Down a side street we raced, and along a parallel avenue toward the tunnel. As we went I prayed that all the Quabos had centered their attention on the palace and left their vulnerable water-hoses unguarded.

They had! When we stole up the last block toward the break we found the nearest Quabo was a hundred yards down the street—and working further away with every move.

At once we set to work on the scores of hoses that quivered over the floor with each move of the distant monsters.


A Zyobite with the muscles of a Hercules swung his ax mightily down on a hose. The metal was soft enough to be sheered through by the stroke. The cut ends were smashed so that they could not be crammed down over the tapering jets; but we could use our metal-saws for cleaner severances at the other ends.

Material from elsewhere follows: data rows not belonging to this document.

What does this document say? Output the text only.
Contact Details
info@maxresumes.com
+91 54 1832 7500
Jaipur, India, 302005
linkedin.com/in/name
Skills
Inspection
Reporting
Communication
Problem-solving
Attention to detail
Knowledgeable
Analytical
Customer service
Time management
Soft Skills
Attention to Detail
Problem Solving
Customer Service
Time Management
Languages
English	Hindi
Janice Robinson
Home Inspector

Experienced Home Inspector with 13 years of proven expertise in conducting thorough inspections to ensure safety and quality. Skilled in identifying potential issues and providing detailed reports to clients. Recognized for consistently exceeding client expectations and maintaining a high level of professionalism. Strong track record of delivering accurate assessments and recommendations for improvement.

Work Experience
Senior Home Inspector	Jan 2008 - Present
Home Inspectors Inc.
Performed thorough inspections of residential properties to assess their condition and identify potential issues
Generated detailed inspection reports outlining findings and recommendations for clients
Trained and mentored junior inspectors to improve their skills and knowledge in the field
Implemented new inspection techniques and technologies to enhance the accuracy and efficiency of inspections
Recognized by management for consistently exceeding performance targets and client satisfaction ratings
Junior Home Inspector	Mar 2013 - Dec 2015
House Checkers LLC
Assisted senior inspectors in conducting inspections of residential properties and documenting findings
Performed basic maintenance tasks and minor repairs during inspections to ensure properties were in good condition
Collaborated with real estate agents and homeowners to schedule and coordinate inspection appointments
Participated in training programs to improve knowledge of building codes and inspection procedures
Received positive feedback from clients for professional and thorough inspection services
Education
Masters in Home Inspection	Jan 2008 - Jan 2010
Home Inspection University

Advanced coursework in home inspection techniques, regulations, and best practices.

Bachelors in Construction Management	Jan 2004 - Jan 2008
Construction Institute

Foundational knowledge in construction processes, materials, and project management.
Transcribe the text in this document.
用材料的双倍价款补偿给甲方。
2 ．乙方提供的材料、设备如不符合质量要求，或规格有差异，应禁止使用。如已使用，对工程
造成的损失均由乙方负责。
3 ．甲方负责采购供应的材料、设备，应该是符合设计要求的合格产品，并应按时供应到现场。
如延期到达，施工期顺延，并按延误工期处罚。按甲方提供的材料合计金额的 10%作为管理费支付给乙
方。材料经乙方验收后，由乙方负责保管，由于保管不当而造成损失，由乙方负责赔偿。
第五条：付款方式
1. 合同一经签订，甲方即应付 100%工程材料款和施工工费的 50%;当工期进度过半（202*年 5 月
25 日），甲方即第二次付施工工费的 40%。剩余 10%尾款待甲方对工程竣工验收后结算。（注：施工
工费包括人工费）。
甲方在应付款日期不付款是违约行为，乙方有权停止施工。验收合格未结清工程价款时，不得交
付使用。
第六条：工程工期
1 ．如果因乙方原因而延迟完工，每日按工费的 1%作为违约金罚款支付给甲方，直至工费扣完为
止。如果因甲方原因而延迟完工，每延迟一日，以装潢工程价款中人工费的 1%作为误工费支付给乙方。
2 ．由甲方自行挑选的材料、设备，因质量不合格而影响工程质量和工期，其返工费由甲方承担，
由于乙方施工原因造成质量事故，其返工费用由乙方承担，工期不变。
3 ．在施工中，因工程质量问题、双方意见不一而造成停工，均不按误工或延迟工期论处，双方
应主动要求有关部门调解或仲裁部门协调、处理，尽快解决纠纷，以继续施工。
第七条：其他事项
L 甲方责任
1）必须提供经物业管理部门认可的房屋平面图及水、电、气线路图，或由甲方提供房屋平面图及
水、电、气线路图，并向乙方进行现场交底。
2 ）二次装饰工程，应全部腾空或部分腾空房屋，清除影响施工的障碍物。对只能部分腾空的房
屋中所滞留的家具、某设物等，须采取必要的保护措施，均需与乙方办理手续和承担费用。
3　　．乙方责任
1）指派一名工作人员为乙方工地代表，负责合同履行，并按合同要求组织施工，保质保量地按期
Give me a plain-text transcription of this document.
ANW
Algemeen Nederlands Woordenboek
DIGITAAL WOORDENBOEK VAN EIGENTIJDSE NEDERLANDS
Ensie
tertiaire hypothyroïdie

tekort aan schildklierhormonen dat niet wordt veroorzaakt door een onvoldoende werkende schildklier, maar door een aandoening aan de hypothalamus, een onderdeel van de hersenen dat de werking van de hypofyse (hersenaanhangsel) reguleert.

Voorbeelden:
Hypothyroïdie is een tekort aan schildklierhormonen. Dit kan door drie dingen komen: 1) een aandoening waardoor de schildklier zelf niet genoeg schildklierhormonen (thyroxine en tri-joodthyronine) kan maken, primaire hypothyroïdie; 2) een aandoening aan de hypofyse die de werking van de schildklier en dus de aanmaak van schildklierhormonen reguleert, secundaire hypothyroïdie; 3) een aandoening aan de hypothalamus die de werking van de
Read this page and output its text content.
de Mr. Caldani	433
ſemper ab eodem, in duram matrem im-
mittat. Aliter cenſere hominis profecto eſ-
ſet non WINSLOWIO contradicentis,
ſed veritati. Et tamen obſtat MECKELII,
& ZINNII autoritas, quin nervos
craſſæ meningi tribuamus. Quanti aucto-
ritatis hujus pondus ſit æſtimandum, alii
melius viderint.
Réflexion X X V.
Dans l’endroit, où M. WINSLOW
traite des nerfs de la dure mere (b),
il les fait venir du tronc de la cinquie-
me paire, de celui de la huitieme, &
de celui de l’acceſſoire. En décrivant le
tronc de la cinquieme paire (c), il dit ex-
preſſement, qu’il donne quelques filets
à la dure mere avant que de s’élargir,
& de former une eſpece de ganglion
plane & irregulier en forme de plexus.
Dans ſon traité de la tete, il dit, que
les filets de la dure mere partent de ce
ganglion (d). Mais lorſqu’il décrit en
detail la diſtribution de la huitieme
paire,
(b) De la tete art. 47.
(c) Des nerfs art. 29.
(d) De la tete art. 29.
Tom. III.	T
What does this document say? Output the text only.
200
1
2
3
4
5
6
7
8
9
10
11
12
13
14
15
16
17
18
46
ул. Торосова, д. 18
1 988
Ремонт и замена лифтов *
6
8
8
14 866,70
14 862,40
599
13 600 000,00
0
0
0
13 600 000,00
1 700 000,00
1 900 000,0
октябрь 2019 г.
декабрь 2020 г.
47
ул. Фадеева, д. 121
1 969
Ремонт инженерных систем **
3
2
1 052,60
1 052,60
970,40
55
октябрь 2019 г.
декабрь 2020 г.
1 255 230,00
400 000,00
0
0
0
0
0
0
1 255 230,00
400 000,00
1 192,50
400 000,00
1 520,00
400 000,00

The giant with the ax stepped from hose to hose. Lengths were completed with the saws. A man was placed at each jet to hold the connections in position. Before the Quabos had reached us we had rigged six fire-hoses and had cut through forty or fifty more water-lines.

The end was certain and not long in coming.

We sprayed the monsters with fire as workmen spray fruit trees with insect poison. Stanley, the Professor and a Zyobite came up in the rear with their three hoses.

Caught between the two forces, the beaten fish milled in hopeless confusion and indecision.

In half an hour they were all reduced to huddles of slimy wet flesh that dotted the pavement from the break back to the palace grounds. The invaders were completely annihilated—and the city of Zyobor was saved!